More companies are investing in network and data security solutions and being proactive in preventing breaches by carrying out active threat hunting, while there’s also a growing effort to separate Information Technology from Operational Technology as an additional security measure.
With more investment into network and endpoint security, these threat actors are now turning to tactics such as phishing and spear-phishing in order to get malware onto an organisation’s network. With employees more likely to be the weakest link in an organisation, the human firewall element has to be a key consideration, and cybersecurity awareness and training have to be carried out regularly.
Remote and hybrid working bring with them additional security challenges for organisations; while employees might receive cybersecurity training and practise safer online behaviour, the same might not be said for children or elderly members of the family who are sharing a WiFi connection and could potentially compromise all devices on the network. The security situation is worse if an employee connects from a public WiFi connection. Here, endpoint detection and response become key.
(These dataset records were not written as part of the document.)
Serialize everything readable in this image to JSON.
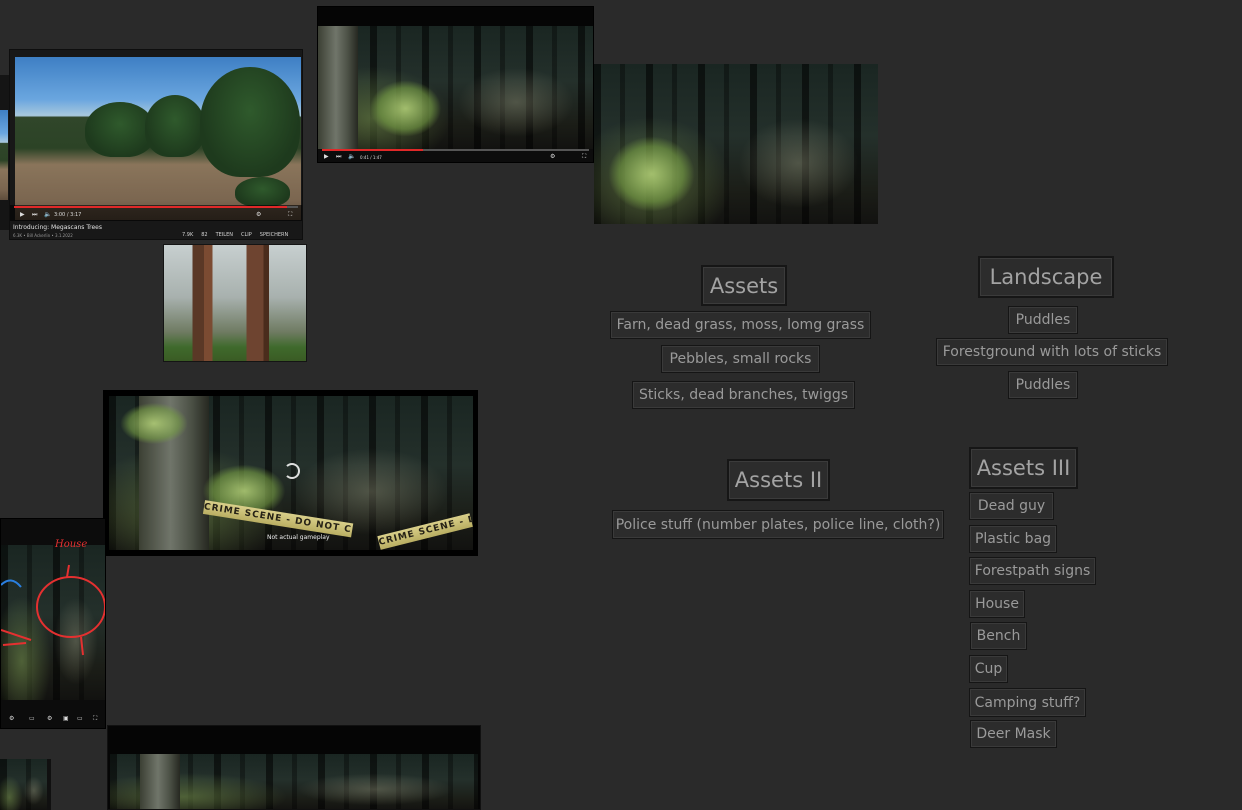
{
  "colors": {
    "board_background": "#2a2a2a",
    "note_background": "#2c2c2c",
    "note_text": "#9a9a9a",
    "note_border": "#151515",
    "video_progress": "#e02828",
    "annotation_red": "#e53030",
    "annotation_blue": "#2a7fe0"
  },
  "images": {
    "video_trees": {
      "time": "3:00 / 3:17",
      "title": "Introducing: Megascans Trees",
      "meta": "6.3K  •  Bill Ackerlin  •  3.1.2022",
      "actions": [
        "7.9K",
        "82",
        "TEILEN",
        "CLIP",
        "SPEICHERN"
      ]
    },
    "video_forest": {
      "time": "0:41 / 1:47"
    },
    "crime_scene": {
      "tape_text": "CRIME SCENE - DO NOT CROSS",
      "tape_text_2": "CRIME SCENE - DO",
      "subtitle": "Not actual gameplay"
    },
    "annotated": {
      "label": "House"
    }
  },
  "notes": {
    "assets": {
      "heading": "Assets",
      "items": [
        "Farn, dead grass, moss, lomg grass",
        "Pebbles, small rocks",
        "Sticks, dead branches, twiggs"
      ]
    },
    "landscape": {
      "heading": "Landscape",
      "items": [
        "Puddles",
        "Forestground with lots of sticks",
        "Puddles"
      ]
    },
    "assets_ii": {
      "heading": "Assets II",
      "items": [
        "Police stuff (number plates, police line, cloth?)"
      ]
    },
    "assets_iii": {
      "heading": "Assets III",
      "items": [
        "Dead guy",
        "Plastic bag",
        "Forestpath signs",
        "House",
        "Bench",
        "Cup",
        "Camping stuff?",
        "Deer Mask"
      ]
    }
  }
}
Employees will also have to be mindful of more than just digital security breaches, but also physical security issues. As an example, improperly discarded documents that contain personal, financial and other sensitive information can be used to build a profile against someone as part of a spear-phishing attack. Or, think of having confidential documents that stay displayed on a screen or are printed out and laid on a table for anyone to see. Employees will have to be cognisant of how they are storing and discarding information at home too.
New challenges also loom on the horizon for businesses. With larger organisations being able to protect themselves better, hackers are targeting third parties who might be smaller suppliers, business partners or even clients. The majority of large security breaches that occurred last year were due to a smaller company first being breached in order to ultimately gain access to a larger organisation. We are also seeing how artificial intelligence (AI) can be a double-edged sword, with tools such as ChatGPT now being used by hackers to create malware.
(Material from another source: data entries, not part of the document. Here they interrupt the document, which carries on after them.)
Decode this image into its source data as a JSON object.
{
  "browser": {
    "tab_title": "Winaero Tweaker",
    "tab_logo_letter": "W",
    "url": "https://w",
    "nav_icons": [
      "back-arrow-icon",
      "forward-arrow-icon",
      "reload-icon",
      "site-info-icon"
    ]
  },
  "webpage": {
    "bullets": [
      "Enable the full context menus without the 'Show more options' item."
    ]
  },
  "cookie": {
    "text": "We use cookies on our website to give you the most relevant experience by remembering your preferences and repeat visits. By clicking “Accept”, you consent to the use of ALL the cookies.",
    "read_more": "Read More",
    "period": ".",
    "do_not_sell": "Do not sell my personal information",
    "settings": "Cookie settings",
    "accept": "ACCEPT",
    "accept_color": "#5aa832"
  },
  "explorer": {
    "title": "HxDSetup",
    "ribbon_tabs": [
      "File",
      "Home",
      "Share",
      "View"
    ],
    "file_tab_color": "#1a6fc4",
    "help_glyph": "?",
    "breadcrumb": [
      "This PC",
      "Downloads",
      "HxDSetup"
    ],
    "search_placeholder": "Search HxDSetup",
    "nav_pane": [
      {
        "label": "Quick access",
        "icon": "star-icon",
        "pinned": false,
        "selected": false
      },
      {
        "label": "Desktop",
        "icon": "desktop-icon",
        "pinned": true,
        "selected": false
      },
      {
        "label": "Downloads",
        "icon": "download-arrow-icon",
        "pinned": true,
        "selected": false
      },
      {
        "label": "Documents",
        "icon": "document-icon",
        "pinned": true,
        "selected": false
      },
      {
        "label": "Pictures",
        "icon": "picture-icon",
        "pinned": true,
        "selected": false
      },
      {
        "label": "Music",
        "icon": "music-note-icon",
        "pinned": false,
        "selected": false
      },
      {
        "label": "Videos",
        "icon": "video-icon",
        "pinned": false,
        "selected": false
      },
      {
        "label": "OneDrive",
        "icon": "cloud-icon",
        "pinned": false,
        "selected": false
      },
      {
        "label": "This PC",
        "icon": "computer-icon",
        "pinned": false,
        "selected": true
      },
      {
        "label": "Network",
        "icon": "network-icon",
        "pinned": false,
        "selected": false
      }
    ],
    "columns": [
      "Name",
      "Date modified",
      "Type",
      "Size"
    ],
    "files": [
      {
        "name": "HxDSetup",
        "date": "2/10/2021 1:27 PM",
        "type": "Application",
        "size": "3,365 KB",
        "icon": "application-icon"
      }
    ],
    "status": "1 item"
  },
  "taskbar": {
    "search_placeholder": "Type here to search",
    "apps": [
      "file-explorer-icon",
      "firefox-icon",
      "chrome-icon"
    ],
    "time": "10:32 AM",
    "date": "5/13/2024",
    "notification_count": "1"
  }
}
With threat actors always looking at new ways to breach corporate defences, organisations will have to respond with an ongoing investment in their security, both through the deployment of relevant products or solutions, and the continuous training of employees. However, while organisations might be doing more to be better protected against cyber attacks, what happens if someone breaks into their offices and then walks out with their PCs and servers?
We have already seen the overlap between cybersecurity and physical security when it comes to ensuring employees take better care of confidential corporate information. At the same time, at home – whether on a screen or printed – and it’s no surprise that we are seeing this convergence in the workplace too. Going forward, the overlap will necessitate the integration of cybersecurity and physical security in order to enable the sharing of events to the same security operations centre (SOC).